The Professional Oversight Board is one of the bodies that works towards improving the quality of audit work and audit firms. They have just published their 2011/12 inspection reports and there were some interesting findings.
Their public report on their inspection of PwC for example commented on a number of items including PwC’s “audit transformation programme”.
The POB said that
“During the year, the firm launched its Audit Transformation programme, the stated objective of which is to enable audit teams to focus on key judgment areas, standardise the firm’s approach and improve audit quality. However, the guides issued to date under the programme appear to focus on improving audit efficiency by reducing audit hours.”
The Report then went on to say that
“The programme also includes increasing the use of the firm’s off-shoring capability, now through two overseas centres, one in India and the other in Poland. Work performed in 2011 by these centres accounted for about 4% of the firm’s core audit hours and is expected to increase to 6% in 2012.”
The POB work was quite thorough as they also looked at PwC’s “staff performance evaluation” forms where interestingly they found that “approximately a quarter of the appraisal forms and objectives for the following year were signed off after the due date.”

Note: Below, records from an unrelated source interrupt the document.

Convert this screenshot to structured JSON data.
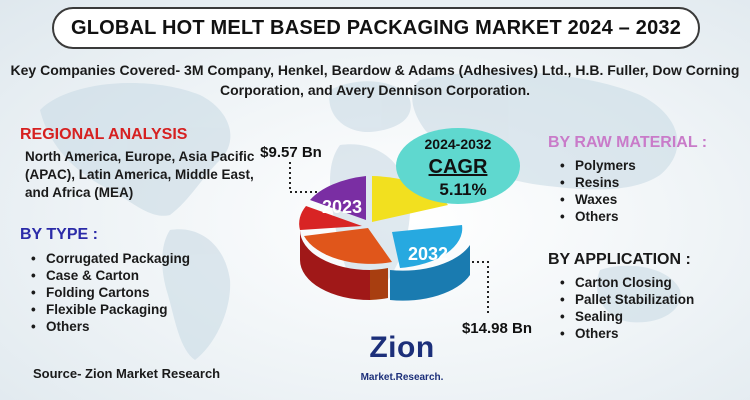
{
  "title": "GLOBAL HOT MELT BASED PACKAGING MARKET 2024 – 2032",
  "companies": "Key Companies Covered- 3M Company, Henkel, Beardow & Adams (Adhesives) Ltd., H.B. Fuller, Dow Corning Corporation, and Avery Dennison Corporation.",
  "regional": {
    "title": "REGIONAL ANALYSIS",
    "text": "North America, Europe, Asia Pacific (APAC), Latin America, Middle East, and Africa (MEA)"
  },
  "by_type": {
    "title": "BY TYPE :",
    "items": [
      "Corrugated Packaging",
      "Case & Carton",
      "Folding Cartons",
      "Flexible Packaging",
      "Others"
    ]
  },
  "raw_material": {
    "title": "BY RAW MATERIAL :",
    "items": [
      "Polymers",
      "Resins",
      "Waxes",
      "Others"
    ]
  },
  "application": {
    "title": "BY APPLICATION :",
    "items": [
      "Carton Closing",
      "Pallet Stabilization",
      "Sealing",
      "Others"
    ]
  },
  "source": "Source- Zion Market Research",
  "logo": {
    "main": "Zion",
    "sub": "Market.Research."
  },
  "colors": {
    "title_border": "#3a3a3a",
    "regional": "#d62020",
    "type": "#2b2ba8",
    "raw_material": "#c97bc9",
    "cagr_bubble": "#5fd8cf",
    "logo": "#1c2f7a"
  },
  "chart_data": {
    "type": "pie",
    "style": "3d-exploded",
    "start_year": "2023",
    "end_year": "2032",
    "start_value": "$9.57 Bn",
    "end_value": "$14.98 Bn",
    "cagr_period": "2024-2032",
    "cagr_label": "CAGR",
    "cagr_value": "5.11%",
    "slices": [
      {
        "color": "#f2e01f"
      },
      {
        "color": "#7a2ea3"
      },
      {
        "color": "#27a9e0"
      },
      {
        "color": "#e0561b"
      },
      {
        "color": "#d82424"
      }
    ]
  }
}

The good news for PwC was that the vast majority of the 14 audits that were examined by the POB were either performed to a “good standard” or an “acceptable overall standard”.
Unfortunately for them though there was one audit which was singled out as requiring “significant improvement”.
In case any of you are interested in reading the reports on PwC and some of the other major accounting companies, they can all be found here.
Somehow though I don’t think the partner responsible for the “significant improvement required audit” will be showing all his friends a copy of the report.